Four days after announcing that they would be retaining Mike McCoy for the 2016 season, the Chargers have gone one step further. General manager Tom Telesco announced today that the club has added another year to McCoy’s contract, extending him through 2017 (Twitter link). The agreement will keep the San Diego head coach from entering ’16 on a lame-duck deal.
In a statement on Monday confirming the decision to retain McCoy, Chargers president of football operations John Spanos admitted that he was disappointed with the club’s results in 2015. However, he expressed confidence in San Diego’s decision-making group going forward.

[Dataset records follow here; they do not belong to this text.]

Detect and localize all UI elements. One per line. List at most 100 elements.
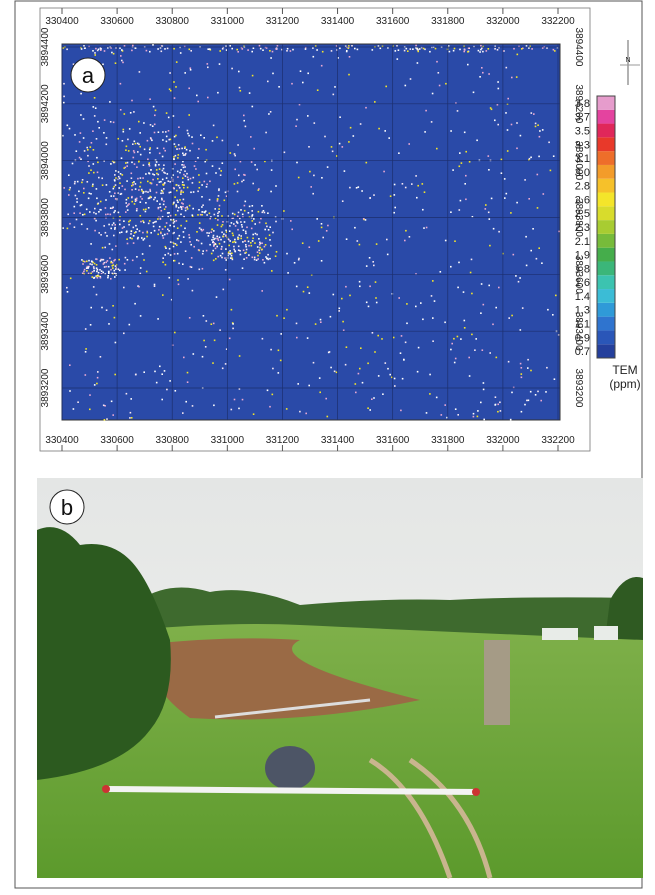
speckle — [507, 360, 510, 363]
speckle — [164, 182, 166, 184]
speckle — [244, 200, 247, 203]
speckle — [161, 215, 164, 218]
speckle — [176, 148, 178, 150]
speckle — [265, 256, 267, 258]
speckle — [205, 320, 208, 322]
speckle — [530, 156, 532, 159]
speckle — [374, 101, 376, 103]
speckle — [440, 414, 443, 416]
speckle — [151, 139, 153, 142]
speckle — [147, 207, 150, 209]
speckle — [497, 123, 499, 126]
colorbar-segment — [597, 178, 615, 193]
speckle — [375, 297, 377, 299]
speckle — [78, 141, 81, 143]
speckle — [172, 203, 174, 206]
speckle — [511, 314, 513, 317]
speckle — [217, 212, 219, 215]
speckle — [121, 174, 124, 176]
speckle — [404, 186, 407, 189]
speckle — [537, 390, 539, 393]
speckle — [494, 48, 496, 50]
speckle — [198, 187, 201, 189]
speckle — [481, 67, 483, 69]
speckle — [520, 373, 523, 375]
speckle — [105, 199, 107, 201]
speckle — [534, 394, 537, 396]
speckle — [145, 173, 147, 175]
dirt — [140, 638, 420, 720]
speckle — [140, 220, 142, 223]
speckle — [203, 211, 205, 213]
speckle — [134, 200, 137, 202]
speckle — [406, 303, 408, 305]
speckle — [184, 147, 186, 149]
speckle — [479, 76, 481, 78]
colorbar-label: 1.8 — [575, 263, 590, 275]
speckle — [557, 334, 560, 336]
speckle — [244, 125, 247, 128]
speckle — [87, 154, 89, 157]
speckle — [162, 203, 165, 206]
speckle — [241, 180, 243, 183]
tree — [605, 576, 643, 640]
speckle — [95, 267, 98, 269]
speckle — [130, 172, 133, 175]
speckle — [393, 194, 396, 196]
speckle — [256, 233, 258, 236]
speckle — [274, 255, 277, 257]
speckle — [105, 143, 108, 146]
colorbar-label: 3.8 — [575, 98, 590, 110]
speckle — [316, 89, 319, 91]
speckle — [482, 382, 485, 384]
speckle — [374, 281, 377, 283]
speckle — [233, 223, 235, 225]
speckle — [63, 187, 65, 189]
speckle — [159, 218, 162, 220]
speckle — [78, 190, 80, 193]
speckle — [125, 211, 127, 213]
speckle — [93, 267, 95, 270]
speckle — [114, 198, 117, 200]
speckle — [148, 220, 151, 222]
track — [368, 757, 493, 879]
speckle — [153, 285, 156, 287]
speckle — [91, 276, 94, 278]
speckle — [533, 113, 535, 115]
speckle — [339, 116, 341, 118]
speckle — [160, 189, 163, 192]
speckle — [349, 126, 352, 129]
speckle — [158, 181, 161, 183]
speckle — [123, 226, 125, 228]
speckle — [92, 50, 94, 52]
speckle — [167, 180, 170, 182]
speckle — [162, 167, 165, 170]
speckle — [77, 401, 79, 403]
speckle — [234, 238, 236, 241]
x-tick-label: 331200 — [266, 435, 300, 446]
speckle — [131, 195, 133, 198]
speckle — [231, 232, 234, 235]
speckle — [417, 346, 420, 349]
speckle — [80, 92, 82, 95]
speckle — [132, 143, 134, 145]
speckle — [384, 130, 386, 132]
speckle — [107, 276, 109, 279]
speckle — [268, 234, 271, 236]
speckle — [237, 236, 239, 239]
speckle — [71, 162, 74, 165]
speckle — [96, 277, 99, 279]
speckle — [113, 211, 115, 214]
speckle — [178, 126, 180, 128]
speckle — [239, 250, 241, 252]
speckle — [485, 204, 487, 206]
speckle — [494, 119, 496, 122]
x-tick-label: 331600 — [376, 435, 410, 446]
speckle — [63, 82, 65, 85]
speckle — [278, 86, 280, 88]
speckle — [171, 168, 174, 170]
speckle — [159, 206, 162, 208]
speckle — [408, 143, 410, 145]
speckle — [82, 263, 84, 265]
speckle — [104, 231, 107, 234]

“I have the utmost confidence in our leadership. Tom Telesco, Mike McCoy, and I have already begun evaluating every aspect of the team to take the essential steps to put a winning product back on the field. We will waste no time in making the necessary changes,” Spanos said. “Throughout a trying season, our players never wavered in their dedication or commitment to the team. I firmly believe the decisions made today and moving forward will get us back on track in 2016.”
Since then, the club has parted ways with offensive coordinator Frank Reich, with Telesco indicating today that the Chargers want to go in a different direction on offense, and are hoping for “a little bit more balanced” (Twitter link via Michael Gehlken of the San Diego Union-Tribune). Philip Rivers led the NFL in 2015 with 661 passing attempts, easily topping second-place finisher Drew Brees (627). Per Telesco, the Chargers have spoken to a “good amount of people” this week about the six vacancies on their coaching staff, but haven’t yet met with Ken Whisenhunt, who is considered a candidate to return to the team as its offensive coordinator (Twitter link via Gehlken).

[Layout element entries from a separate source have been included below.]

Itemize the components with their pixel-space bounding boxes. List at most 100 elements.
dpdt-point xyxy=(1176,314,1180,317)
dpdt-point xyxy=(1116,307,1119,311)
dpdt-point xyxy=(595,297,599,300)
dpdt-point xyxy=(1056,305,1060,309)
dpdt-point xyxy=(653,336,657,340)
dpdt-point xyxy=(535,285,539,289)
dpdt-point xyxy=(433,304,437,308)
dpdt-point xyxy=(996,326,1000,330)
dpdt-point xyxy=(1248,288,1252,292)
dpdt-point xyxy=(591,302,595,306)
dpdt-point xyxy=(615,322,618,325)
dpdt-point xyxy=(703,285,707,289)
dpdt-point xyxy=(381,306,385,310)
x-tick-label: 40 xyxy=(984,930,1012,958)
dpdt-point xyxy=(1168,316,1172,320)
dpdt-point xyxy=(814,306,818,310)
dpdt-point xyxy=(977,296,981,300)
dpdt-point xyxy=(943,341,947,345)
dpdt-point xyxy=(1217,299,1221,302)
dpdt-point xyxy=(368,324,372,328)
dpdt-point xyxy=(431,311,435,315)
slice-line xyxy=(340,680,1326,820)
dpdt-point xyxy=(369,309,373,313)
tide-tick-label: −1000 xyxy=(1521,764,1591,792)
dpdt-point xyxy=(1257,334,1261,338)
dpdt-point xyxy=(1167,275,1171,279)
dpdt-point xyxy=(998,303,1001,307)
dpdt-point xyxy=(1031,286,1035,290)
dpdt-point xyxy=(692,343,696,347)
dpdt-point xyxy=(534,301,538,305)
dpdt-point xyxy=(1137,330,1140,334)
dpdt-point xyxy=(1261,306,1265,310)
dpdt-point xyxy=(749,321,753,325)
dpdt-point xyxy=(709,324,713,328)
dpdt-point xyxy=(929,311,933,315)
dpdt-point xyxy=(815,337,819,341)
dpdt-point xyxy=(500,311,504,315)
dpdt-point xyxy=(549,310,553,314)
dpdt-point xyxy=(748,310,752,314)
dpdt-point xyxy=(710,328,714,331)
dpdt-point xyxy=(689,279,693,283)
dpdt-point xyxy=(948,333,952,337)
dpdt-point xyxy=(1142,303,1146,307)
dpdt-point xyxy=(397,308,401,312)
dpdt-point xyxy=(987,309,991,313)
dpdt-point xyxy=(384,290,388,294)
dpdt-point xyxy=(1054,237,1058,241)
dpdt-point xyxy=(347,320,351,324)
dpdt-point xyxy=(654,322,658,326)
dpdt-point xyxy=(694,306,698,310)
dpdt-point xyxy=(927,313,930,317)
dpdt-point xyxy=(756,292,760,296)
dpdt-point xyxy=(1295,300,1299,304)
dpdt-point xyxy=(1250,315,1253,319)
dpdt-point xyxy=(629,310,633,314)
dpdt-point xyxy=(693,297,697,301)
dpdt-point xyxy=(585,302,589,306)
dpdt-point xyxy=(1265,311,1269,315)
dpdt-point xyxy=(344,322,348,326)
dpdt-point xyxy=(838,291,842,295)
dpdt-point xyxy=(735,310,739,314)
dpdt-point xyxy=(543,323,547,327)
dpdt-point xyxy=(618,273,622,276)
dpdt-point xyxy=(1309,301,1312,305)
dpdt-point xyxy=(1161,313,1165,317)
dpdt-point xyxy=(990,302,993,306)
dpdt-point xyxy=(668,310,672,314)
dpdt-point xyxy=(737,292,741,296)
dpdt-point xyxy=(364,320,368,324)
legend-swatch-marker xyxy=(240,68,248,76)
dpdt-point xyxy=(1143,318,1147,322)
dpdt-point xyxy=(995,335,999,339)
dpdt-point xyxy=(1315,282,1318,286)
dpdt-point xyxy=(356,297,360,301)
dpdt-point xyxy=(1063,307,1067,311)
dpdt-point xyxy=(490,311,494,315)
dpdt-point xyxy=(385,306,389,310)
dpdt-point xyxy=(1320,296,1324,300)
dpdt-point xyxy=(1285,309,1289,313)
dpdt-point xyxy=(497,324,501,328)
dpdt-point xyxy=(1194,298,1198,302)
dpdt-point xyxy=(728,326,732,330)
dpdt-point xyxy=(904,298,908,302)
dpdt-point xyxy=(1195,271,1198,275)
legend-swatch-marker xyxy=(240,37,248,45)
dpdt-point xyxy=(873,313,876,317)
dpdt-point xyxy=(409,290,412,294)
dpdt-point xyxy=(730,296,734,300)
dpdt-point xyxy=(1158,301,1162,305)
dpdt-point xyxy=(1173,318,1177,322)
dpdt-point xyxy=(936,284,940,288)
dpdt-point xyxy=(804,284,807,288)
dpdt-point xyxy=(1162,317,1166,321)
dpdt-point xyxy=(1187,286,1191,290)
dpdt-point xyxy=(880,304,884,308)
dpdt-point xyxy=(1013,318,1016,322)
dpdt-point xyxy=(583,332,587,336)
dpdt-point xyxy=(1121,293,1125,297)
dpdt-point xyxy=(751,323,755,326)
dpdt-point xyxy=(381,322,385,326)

As for McCoy, he’ll continue on as the Chargers’ head coach whether the franchise is playing its games in San Diego or Los Angeles in 2016. In his three years with the club, he has compiled a 22-26 record, though the 4-12 mark in 2015 contributes significantly to bringing down his winning percentage. San Diego was 9-7 in consecutive seasons in 2013 and 2014, winning a playoff game in McCoy’s first year.